Monday, April 23, 2012

A New Way to Test

In the previous project for Object-Oriented Programming, or "Brogramming", (since we always program with partners :) ) I was trying to conjure up new ways to get access to my private variables from cppunit tests.

The ugliest way is to use getters and setters to play with the variables you want to check and modify. Using getters and setters is typically frowned upon though, and there are much better ways to test your code, especially if you are only creating the getter and setter methods for testing purposes.

One of the ways that was conversed about in class was to make the test cppunit structs friends of the classes you want access to. This gives the cppunit tests access to all of the variables, and we can do our testing without the hassle of dealing with getters and setters. The problem with this is that we literally have to declare the test class or struct a friend in each class or struct we want access to, and I would argue that putting these friends in your classes can needlessly clutter source code, even it is only a few added lines.

I then got the wonderful idea of using macros to play with the private, public, and protected declarations within the classes, isolating the test file access from the body of the source code.

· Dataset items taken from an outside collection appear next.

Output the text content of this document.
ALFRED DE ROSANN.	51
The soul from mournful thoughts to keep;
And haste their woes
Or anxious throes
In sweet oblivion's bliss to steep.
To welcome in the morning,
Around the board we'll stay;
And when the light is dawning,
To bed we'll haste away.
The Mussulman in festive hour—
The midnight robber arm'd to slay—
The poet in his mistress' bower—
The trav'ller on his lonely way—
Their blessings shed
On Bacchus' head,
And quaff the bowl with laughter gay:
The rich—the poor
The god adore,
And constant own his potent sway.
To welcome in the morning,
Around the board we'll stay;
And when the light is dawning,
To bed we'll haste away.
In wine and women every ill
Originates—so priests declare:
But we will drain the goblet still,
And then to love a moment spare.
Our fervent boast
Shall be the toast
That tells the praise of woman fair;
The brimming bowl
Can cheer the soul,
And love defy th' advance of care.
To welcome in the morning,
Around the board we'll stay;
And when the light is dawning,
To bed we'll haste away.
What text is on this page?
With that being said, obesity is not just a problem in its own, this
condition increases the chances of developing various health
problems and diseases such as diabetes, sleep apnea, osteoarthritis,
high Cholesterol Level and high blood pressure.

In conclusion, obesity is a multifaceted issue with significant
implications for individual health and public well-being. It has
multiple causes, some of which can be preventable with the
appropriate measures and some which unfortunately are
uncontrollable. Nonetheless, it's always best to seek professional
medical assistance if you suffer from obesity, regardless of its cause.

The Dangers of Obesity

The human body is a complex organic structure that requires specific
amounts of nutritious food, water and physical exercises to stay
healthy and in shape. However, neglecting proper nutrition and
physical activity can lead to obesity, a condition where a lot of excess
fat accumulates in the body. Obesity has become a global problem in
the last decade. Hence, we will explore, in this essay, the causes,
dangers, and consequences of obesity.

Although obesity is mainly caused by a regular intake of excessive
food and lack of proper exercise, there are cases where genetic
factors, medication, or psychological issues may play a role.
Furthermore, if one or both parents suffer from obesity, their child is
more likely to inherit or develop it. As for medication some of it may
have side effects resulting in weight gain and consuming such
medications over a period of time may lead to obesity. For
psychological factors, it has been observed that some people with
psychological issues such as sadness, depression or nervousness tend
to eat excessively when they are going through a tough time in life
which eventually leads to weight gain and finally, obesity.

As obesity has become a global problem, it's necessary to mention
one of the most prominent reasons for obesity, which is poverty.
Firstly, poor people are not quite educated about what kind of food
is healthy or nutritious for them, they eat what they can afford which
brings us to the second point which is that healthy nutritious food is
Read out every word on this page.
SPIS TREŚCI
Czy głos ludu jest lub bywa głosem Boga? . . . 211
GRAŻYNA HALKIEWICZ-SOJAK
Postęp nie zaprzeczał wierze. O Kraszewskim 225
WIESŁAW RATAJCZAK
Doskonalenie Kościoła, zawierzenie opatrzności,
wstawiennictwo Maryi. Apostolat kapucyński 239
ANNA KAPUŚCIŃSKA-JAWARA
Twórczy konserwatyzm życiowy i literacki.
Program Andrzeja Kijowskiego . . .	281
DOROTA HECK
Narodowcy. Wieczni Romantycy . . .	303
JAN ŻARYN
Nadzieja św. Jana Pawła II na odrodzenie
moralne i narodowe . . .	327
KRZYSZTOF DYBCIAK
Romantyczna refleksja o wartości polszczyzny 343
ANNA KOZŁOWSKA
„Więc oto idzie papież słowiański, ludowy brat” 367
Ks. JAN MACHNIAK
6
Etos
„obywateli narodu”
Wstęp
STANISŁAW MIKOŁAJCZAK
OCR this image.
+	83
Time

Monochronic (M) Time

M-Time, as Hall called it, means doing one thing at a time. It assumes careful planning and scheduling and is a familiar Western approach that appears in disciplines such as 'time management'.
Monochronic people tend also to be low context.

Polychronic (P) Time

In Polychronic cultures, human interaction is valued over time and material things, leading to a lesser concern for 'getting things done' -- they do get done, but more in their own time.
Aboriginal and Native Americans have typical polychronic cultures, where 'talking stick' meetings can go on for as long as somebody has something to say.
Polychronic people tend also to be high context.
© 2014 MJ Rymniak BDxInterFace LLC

The first option with this is to do something like the following:

//not the test file
#ifdef test_mode
    #define private public
#endif

//testfile
#define test_mode

This could be considered by some to be a little on the dangerous side, so at this point I introduce a tradeoff. In one hand, we could simply give anyone who defined "test_mode" access to all of the private variables in the class we are trying to test. In the other we could do something a little more complex like the following:

//not the test file
#ifdef test_mode
    #define private protected
#endif

//testfile
#define test_mode

So instead of simply making all of the private variables public, we make them protected. Why? Well, in this case any class which is a child of all the classes in the source file being tested will have access to all of the previously private variables. The idea is that now we can simply declare the test class a child of the class(es) we want to test and test away!